Nevertheless, declaring an epidemic and recommending that all adults be anxiety-screened is psychological overreach. The WSJ story argues that such universal testing will simply make people more anxious than they already are.
Most people don't suffer from migraines and can get out of bed in the morning and face the world, while still worrying where their lives are leading and maybe even anxiously awaiting solutions to serious problems. Most people can cope reasonably well with anxious and worrisome moments. In fact, some psychologists tell us that a certain level of stress and challenge in our lives is what helps us survive as a species.

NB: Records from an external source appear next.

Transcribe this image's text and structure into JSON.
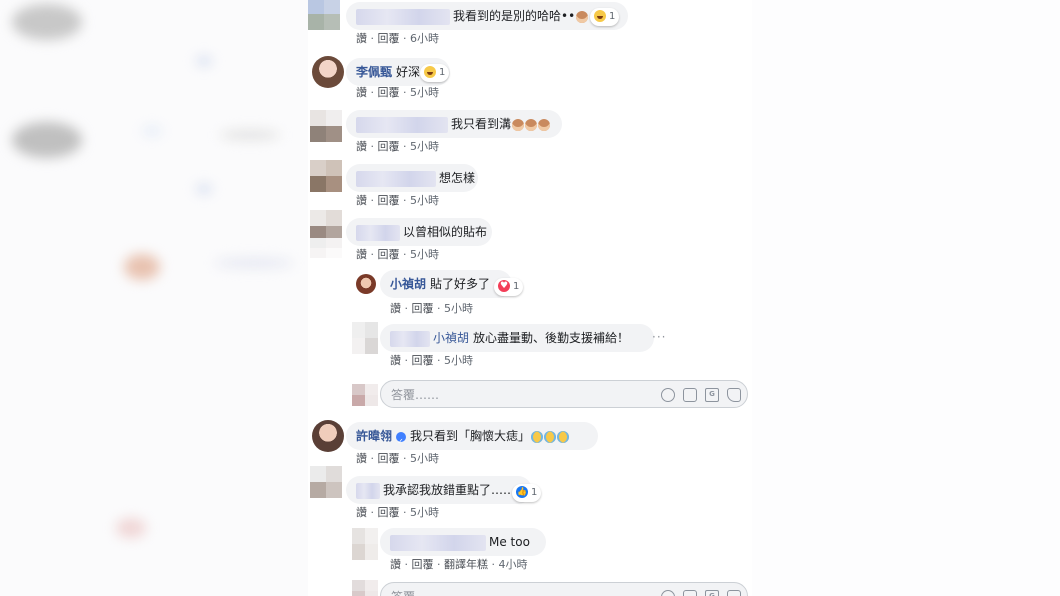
{
  "ui": {
    "like": "讚",
    "reply": "回覆",
    "see_translation": "翻譯年糕",
    "reply_placeholder": "答覆……"
  },
  "comments": [
    {
      "name": "",
      "text": "我看到的是別的哈哈••",
      "time": "6小時",
      "reaction": "1"
    },
    {
      "name": "李佩甄",
      "text": "好深",
      "time": "5小時",
      "reaction": "1"
    },
    {
      "name": "",
      "text": "我只看到溝",
      "time": "5小時"
    },
    {
      "name": "",
      "text": "想怎樣",
      "time": "5小時"
    },
    {
      "name": "",
      "text": "以曾相似的貼布",
      "time": "5小時"
    },
    {
      "name": "小禎胡",
      "text": "貼了好多了",
      "time": "5小時",
      "reaction": "1"
    },
    {
      "name": "小禎胡",
      "text": "放心盡量動、後勤支援補給！",
      "time": "5小時"
    },
    {
      "name": "許暐翎",
      "text": "我只看到「胸懷大痣」",
      "time": "5小時"
    },
    {
      "name": "",
      "text": "我承認我放錯重點了……",
      "time": "5小時",
      "reaction": "1"
    },
    {
      "name": "",
      "text": "Me too",
      "time": "4小時"
    }
  ],
  "colors": {
    "link": "#385898",
    "bubble": "#f2f3f5",
    "meta": "#606770"
  }
}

Some of the anxiety that causes sleepless nights is often the result of a lack of faith and a sense of abandonment; the feeling that everything is one big mess and it's up to us to set things right. But God has not abandoned us; we have abandoned him and declared Him non-existent. In such a world it's easy to lose all sense of hope and just give up.
"I don't like the man who doesn't sleep," God says in the poem "Sleep," by Charles Peguy. He then scolds mankind for being overly devoted to work and too concerned about the cares of the world:
"They look after their business very well during the day.
But they haven't enough confidence in Me to let Me look after it during the night.
"Put off until tomorrow those sobs that choke you
When you see today's unhappiness.
Those sobs that rise up and strangle you.
Put off until tomorrow those tears that fill your eyes and your head,
Flooding you, rolling down your cheeks.
Because between now and tomorrow, maybe I, God, will have passed by your way."*
I'm not suggesting that we ignore the stress and challenges of our world, or that there are not some things that we perhaps should worry or even be anxious about. But I am suggesting that we pause to realize that it's not all up to us; that it's not all in our hands. God is still there and He who created our world meant it when he said that it was good.